Tuesday, November 1, 2011

Synthetic Blood Can Made from Rice Now

Some countries experienced shortages of donor blood, so a lot of emergency room patients are often not helped. One of the much-needed blood components can now be made ​​from materials that are very abundant in Asia, namely rice.

This innovative breakthroughs pioneered by Yang He, a scientist from the Chinese University. Of the grains of rice, Yang He managed to synthesize components of the blood called Human Serum Albumin (HSA) are required for first aid at the emergency room.

In addition to the donor, Yang He said that the HSA is actually a lot of proteins is also required by the drug industry in several countries. Blood components is useful in the development of drugs and vaccines in the laboratory.
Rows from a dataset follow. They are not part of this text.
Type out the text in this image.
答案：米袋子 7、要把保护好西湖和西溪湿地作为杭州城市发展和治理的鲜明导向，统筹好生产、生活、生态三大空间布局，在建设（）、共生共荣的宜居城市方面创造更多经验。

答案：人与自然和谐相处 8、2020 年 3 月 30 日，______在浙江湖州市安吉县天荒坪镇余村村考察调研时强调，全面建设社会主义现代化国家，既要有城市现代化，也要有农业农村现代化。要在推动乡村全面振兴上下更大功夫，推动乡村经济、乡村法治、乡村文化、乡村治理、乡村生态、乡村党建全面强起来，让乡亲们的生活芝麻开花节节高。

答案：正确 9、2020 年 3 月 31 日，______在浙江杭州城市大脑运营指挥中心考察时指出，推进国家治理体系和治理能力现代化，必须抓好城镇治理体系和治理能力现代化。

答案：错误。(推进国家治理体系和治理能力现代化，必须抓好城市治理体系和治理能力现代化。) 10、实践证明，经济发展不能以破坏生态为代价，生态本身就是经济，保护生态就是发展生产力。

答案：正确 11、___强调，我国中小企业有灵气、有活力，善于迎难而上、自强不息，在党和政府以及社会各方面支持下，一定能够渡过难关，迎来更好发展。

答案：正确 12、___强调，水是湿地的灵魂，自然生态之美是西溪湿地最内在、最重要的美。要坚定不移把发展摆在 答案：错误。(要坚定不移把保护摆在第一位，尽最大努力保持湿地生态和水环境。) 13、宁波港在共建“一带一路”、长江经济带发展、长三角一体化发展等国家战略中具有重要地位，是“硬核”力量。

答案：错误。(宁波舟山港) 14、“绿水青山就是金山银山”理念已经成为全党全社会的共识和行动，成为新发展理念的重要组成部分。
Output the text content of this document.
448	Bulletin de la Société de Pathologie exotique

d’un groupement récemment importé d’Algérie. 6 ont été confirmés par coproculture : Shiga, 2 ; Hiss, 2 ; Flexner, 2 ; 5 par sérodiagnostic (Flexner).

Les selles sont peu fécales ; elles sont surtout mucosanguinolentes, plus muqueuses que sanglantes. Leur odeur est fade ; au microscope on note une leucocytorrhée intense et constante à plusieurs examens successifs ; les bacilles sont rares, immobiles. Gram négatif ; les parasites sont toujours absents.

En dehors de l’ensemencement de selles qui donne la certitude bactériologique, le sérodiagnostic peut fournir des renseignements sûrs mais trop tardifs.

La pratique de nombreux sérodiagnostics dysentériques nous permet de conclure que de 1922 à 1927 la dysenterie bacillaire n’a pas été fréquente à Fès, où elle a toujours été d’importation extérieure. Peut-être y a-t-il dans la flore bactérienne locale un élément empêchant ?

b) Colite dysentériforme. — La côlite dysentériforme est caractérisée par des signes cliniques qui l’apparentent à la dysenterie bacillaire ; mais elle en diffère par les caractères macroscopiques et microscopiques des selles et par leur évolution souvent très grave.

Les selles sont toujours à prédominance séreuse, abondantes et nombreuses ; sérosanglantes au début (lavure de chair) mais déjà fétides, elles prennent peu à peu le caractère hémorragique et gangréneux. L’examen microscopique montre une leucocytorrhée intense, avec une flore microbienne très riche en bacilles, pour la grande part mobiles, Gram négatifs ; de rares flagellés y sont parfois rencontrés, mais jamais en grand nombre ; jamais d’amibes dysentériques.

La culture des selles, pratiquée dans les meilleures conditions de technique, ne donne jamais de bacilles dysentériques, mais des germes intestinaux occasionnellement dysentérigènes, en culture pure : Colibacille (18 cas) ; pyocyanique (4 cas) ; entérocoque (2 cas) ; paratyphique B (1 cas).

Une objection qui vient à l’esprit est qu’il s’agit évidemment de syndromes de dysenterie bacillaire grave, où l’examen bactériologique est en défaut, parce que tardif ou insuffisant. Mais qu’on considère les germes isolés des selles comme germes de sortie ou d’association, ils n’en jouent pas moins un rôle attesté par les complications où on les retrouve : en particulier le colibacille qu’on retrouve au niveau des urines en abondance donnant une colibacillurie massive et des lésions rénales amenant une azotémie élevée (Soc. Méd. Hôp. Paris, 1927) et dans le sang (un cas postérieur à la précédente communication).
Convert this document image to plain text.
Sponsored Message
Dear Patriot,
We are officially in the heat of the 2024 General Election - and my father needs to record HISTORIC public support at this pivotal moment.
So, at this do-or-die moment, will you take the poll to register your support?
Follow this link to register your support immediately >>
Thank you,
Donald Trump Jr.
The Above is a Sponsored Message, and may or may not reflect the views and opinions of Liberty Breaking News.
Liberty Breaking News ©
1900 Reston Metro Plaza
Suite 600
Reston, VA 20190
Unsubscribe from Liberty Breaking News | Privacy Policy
However, due to recent blood donors increasingly scarce, Yang He and his colleagues developed a synthetic HSA from rice. From 1 kg of rice, he managed to synthesize approximately 2.75 grams of HSA the exact chemical structure of native proteins from human blood.

"The surplus, because it does not come from the original blood of the HSA of rice is free of infectious disease risk," said Dr. Richard J Benjamin of the American National Red Cross when commenting on these findings, as quoted by FoxNews, Tuesday (01/11/2011).

The effectiveness of synthetic blood from this rice to replace the native protein from the blood has been demonstrated in a Yang He experiments with rats. Nevertheless, these findings still have to wait a few more years to be applied to humans.

Yet Dr. Benjamin said, the findings will not completely overcome the scarcity of donor blood because only bsia replace just one component of blood that is HSA. In practice, the required blood components such as platelets are very diverse.